Это был Квильд. Сейчас он держался рукой за разбитую челюсть и что-то сплёвывал: то ли кровь, то ли выбитые зубы.
— Ты!.. — без всякого выражения прошептал Лас, вставая в полный рост. — Зачем? Только потому, что я вечером не дал тебе меня обидеть?
— Пошёл ты!.. — донеслось от Квильда и прозвучало почти неотличимо от шелеста листьев под ветром.
— Ладно, неважно… Слушай, ты же сейчас на страже стоишь? Будем считать, — Лас позволил себе снисходительную усмешку, — что ты меня таким способом разбудил. Если сейчас сторожил ты, значит, осталась всего одна смена — моя… Ложись спать; оружие верну утром. И отвали от меня, понятно?
Не дожидаясь ответа, Лас пошёл караулить, по дороге к «периметру лагеря» окончательно втоптав мачет Квильда в землю.
Отличная выдалась ночка, просто отличная.

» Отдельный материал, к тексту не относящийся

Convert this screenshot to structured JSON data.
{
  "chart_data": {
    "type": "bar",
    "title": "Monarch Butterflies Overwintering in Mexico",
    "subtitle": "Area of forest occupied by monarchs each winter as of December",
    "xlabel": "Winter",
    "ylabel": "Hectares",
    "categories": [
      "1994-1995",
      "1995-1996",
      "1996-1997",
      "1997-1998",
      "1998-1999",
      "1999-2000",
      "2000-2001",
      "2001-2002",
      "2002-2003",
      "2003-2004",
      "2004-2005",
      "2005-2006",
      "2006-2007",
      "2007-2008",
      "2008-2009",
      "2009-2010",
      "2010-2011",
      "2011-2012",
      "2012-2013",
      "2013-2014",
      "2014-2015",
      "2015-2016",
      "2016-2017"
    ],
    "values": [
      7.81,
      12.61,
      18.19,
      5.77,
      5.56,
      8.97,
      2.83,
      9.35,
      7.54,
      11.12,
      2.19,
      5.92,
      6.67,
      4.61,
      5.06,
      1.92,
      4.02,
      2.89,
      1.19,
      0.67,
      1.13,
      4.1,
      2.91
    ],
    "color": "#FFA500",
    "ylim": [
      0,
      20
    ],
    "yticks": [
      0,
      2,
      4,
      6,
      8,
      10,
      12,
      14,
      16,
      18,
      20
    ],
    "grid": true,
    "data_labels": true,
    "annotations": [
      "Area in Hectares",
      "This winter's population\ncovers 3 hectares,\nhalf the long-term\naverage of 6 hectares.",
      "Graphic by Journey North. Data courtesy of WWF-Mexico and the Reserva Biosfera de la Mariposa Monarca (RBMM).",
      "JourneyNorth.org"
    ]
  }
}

Теперь-то Лас понял, что именно хотел ему сказать велк Зор вечером в десятый день лета: «Не доверяй никому, если хочешь выжить». «Стану и Квильду — в особенности», — подумал подсталкр, начиная обход «лагеря».
4. У Края леса
В следующие дней десять или двенадцать ничего серьёзного не происходило — как в отряде, так и в деревне.
Лас больше не подвергался атакам со стороны спутников, подсталкры по-прежнему мало общались, велки изо всех сил делали вид, будто их всё устраивает. Но вопросы с личными отношениями оставались пока нерешёнными, так что все были насторожены и готовы к неожиданному нападению — или, наоборот, к спланированной схватке.
Ксюня и Лина старались не видеться друг с другом; их прежняя дружба умерла окончательно. Обе они понимали, что конец их вражде может положить лишь какое-то очень значительное событие (какое — они не имели понятия) либо, и это было более вероятно, они будут ненавидеть друг друга всю оставшуюся жизнь. Как бы там ни было, между сталочками противоречия также устранены пока не были.
Старику тоже было несладко. Мало того, что его не любила собственная праправнучка, так ещё на горизонте маячило возможное исключение из Совета велков, а значит — лишение всех привилегий, в том числе и возможности принимать участие в управлении деревней, и переход на положение иждивенца, что в деревне очень не приветствовалось, так как все — ну, исключая, пожалуй, совсем маленьких детей, — должны были отрабатывать свой кусок хлеба. Так что проблем у Старика было достаточно; и в ближайшее время ему следовало наладить отношения с Ксюней и укрепить своё положение в Совете, и он хотел это сделать, по возможности отомстив всем своим противникам, главными из которых считал велка Зора и Ласа.
В остальном пока разлада не наблюдалось. И дай Первосталк, чтобы так продолжалось и дальше…
Несмотря на время года, солнце теперь не поднималось так высоко над горизонтом, как в деревне: в полдень ненадолго показывалось над лесом, а в остальное время от рассвета до заката скромно светило между стволами деревьев. Небо постепенно перестало радовать глаз зелёными, лиловатыми да оранжевыми оттенками. Оно словно выцвело, превратившись в скучную светло-голубую крышу с редкими белыми дырами облаков. Но дни, наоборот, становились не короче, а длиннее, что начинало мешать высыпаться по ночам, но радовало подсталкров тем, что смены в карауле понемногу укорачивались.
Хоть настрой отряда давно переключился с боевого на какой-то загашенный, участники похода понемногу начали преодолевать ту стену молчания, которая стояла между ними в первые дни после выхода из деревни. Правда, общение состояло в основном из ругательств и язвительных замечаний, но всё-таки это было хотя бы что-то. Надежда на мирное медленное урегулирование существовала, но оправдается ли она, было неизвестно. Подсталкры — как и раньше: Лас против Квильда и Стан против всех остальных — всё ещё ненавидели друг друга, так что была и возможность продолжения «боевых действий». И пока этот вариант был более вероятен.